A friend of mine who has been staying away from pizza during the COVID-19 coronavirus pandemic was talking about the pepperoni shortage. I replied that you could substitute chorizo for pepperoni and have a different approach to pizza.
Pizza is another good way to reinvent something more to your liking. You can put ingredients that pizzerias might not have such as chorizo or eggplant or a local farmers market sausage.
Experiment with foods such as your love of kalamata olives and use them in ways you might not have considered. Feeling the need to bake bread during the pandemic? Slip in a few kalamata olives for olive bread.

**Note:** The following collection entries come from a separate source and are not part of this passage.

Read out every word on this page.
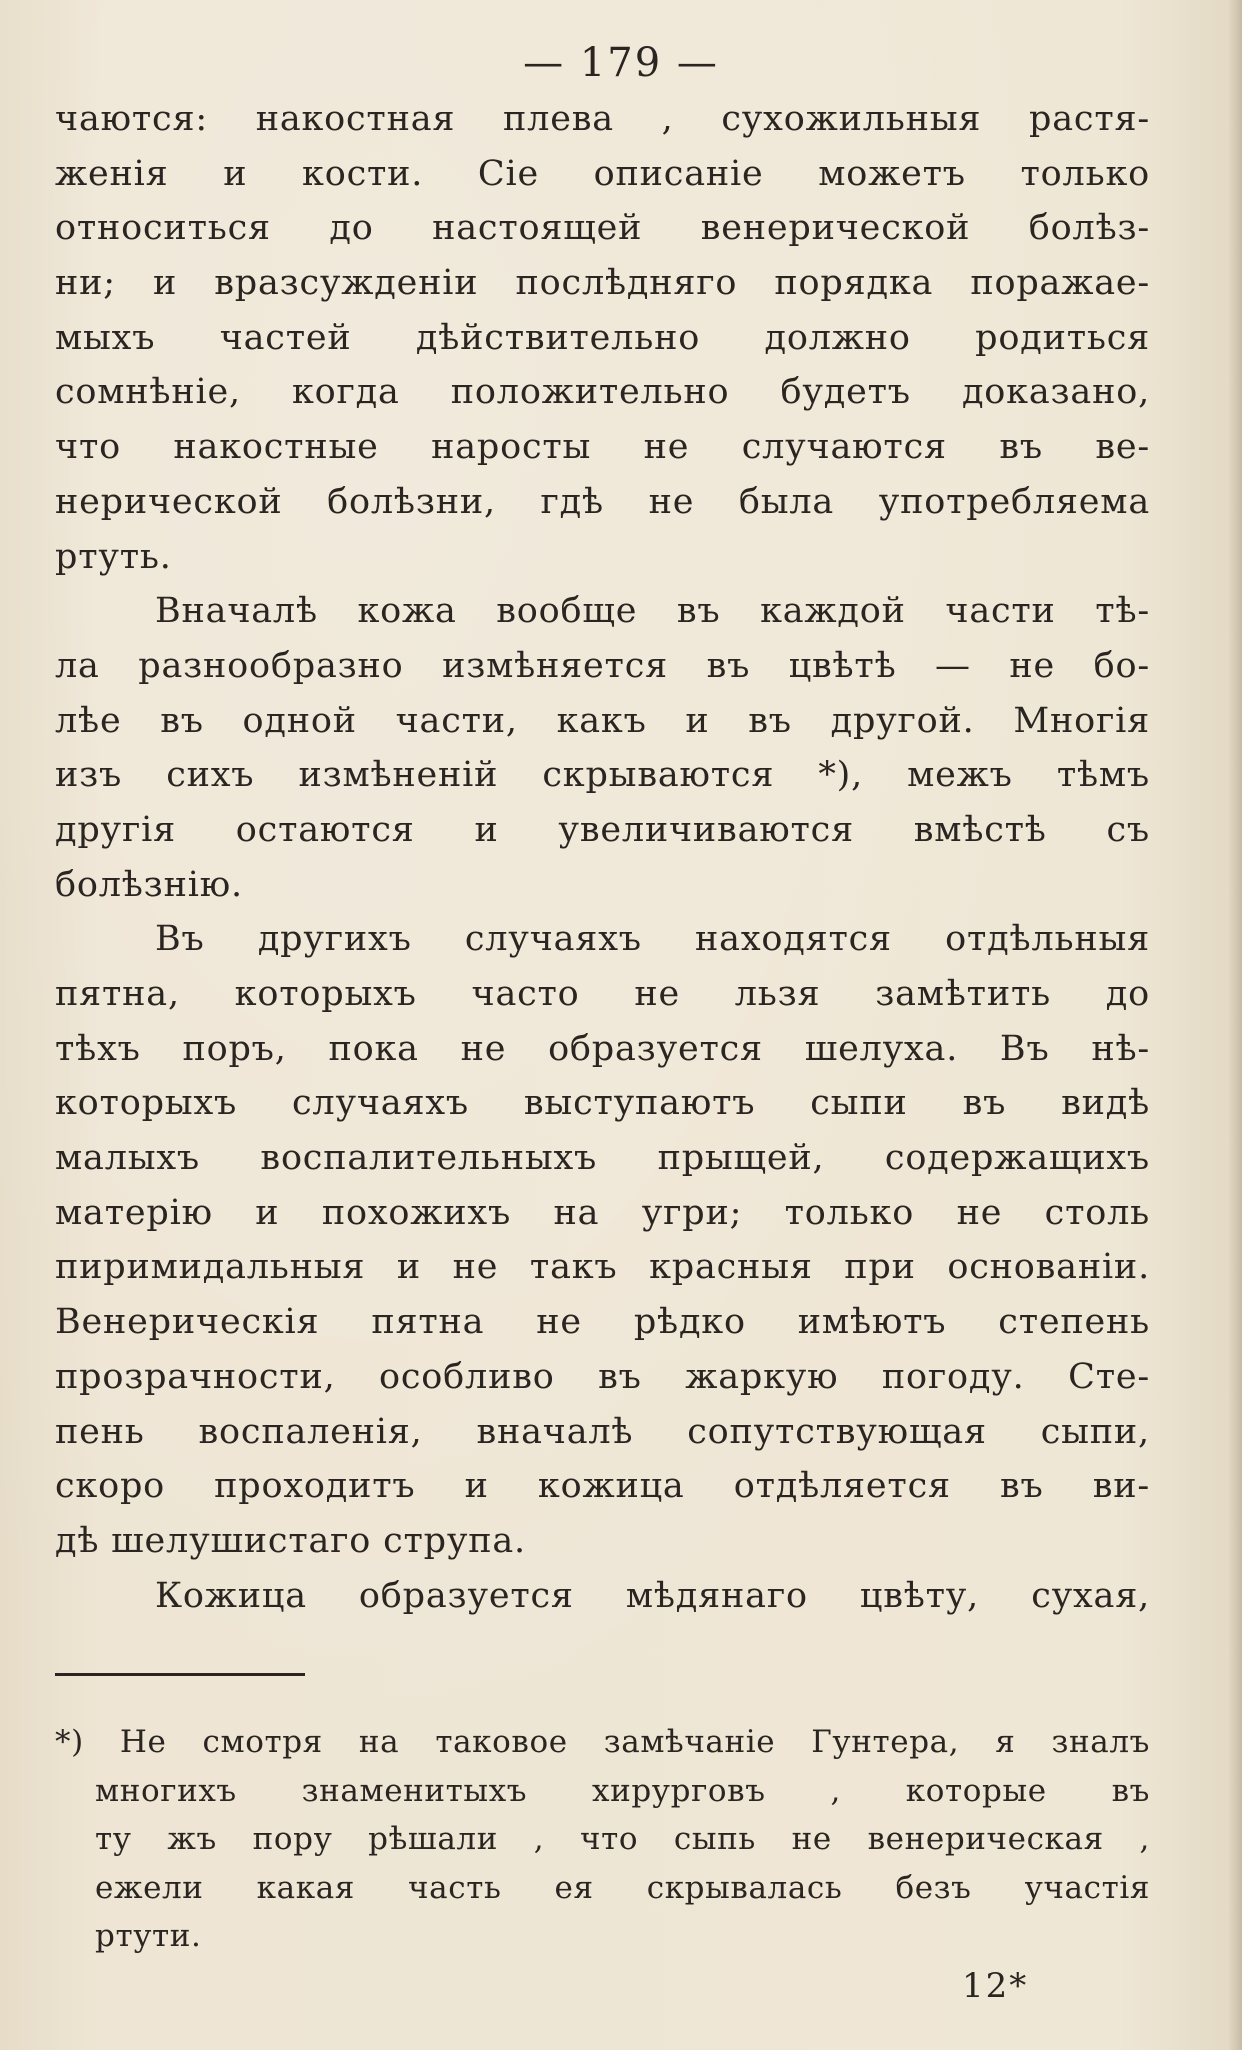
— 179 —
чаются: накостная плева , сухожильныя растя-
женія и кости. Сіе описаніе можетъ только
относиться до настоящей венерической болѣз-
ни; и вразсужденіи послѣдняго порядка поражае-
мыхъ частей дѣйствительно должно родиться
сомнѣніе, когда положительно будетъ доказано,
что накостные наросты не случаются въ ве-
нерической болѣзни, гдѣ не была употребляема
ртуть.
Вначалѣ кожа вообще въ каждой части тѣ-
ла разнообразно измѣняется въ цвѣтѣ — не бо-
лѣе въ одной части, какъ и въ другой. Многія
изъ сихъ измѣненій скрываются *), межъ тѣмъ
другія остаются и увеличиваются вмѣстѣ съ
болѣзнію.
Въ другихъ случаяхъ находятся отдѣльныя
пятна, которыхъ часто не льзя замѣтить до
тѣхъ поръ, пока не образуется шелуха. Въ нѣ-
которыхъ случаяхъ выступаютъ сыпи въ видѣ
малыхъ воспалительныхъ прыщей, содержащихъ
матерію и похожихъ на угри; только не столь
пиримидальныя и не такъ красныя при основаніи.
Венерическія пятна не рѣдко имѣютъ степень
прозрачности, особливо въ жаркую погоду. Сте-
пень воспаленія, вначалѣ сопутствующая сыпи,
скоро проходитъ и кожица отдѣляется въ ви-
дѣ шелушистаго струпа.
Кожица образуется мѣдянаго цвѣту, сухая,
*) Не смотря на таковое замѣчаніе Гунтера, я зналъ
многихъ знаменитыхъ хирурговъ , которые въ
ту жъ пору рѣшали , что сыпь не венерическая ,
ежели какая часть ея скрывалась безъ участія
ртути.
12*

My local farmers market has homemade breads. I tried the zucchini bread this year. Not a huge fan of zucchini but the zucchini bread was rather good. Well, the bread had raisins and I am not a fan of the raisins. I might experiment with zucchini bread with no raisins.
Go through your pantry and look for foods you bought to experiment. Have a small can of chipotle peppers? You can make a spicy mayo with the peppers, adobo sauce (the one the peppers came in with the can), and regular mayonnaise. You can slip in roasted red pepper in a hummus for a different flavor profile.
You have the time to be creative and build a whole new dish that a restaurant would be jealous to have on its menu. The dish can be consumed at home while keeping socially distant for a lot cheaper price than you would find in a restaurant.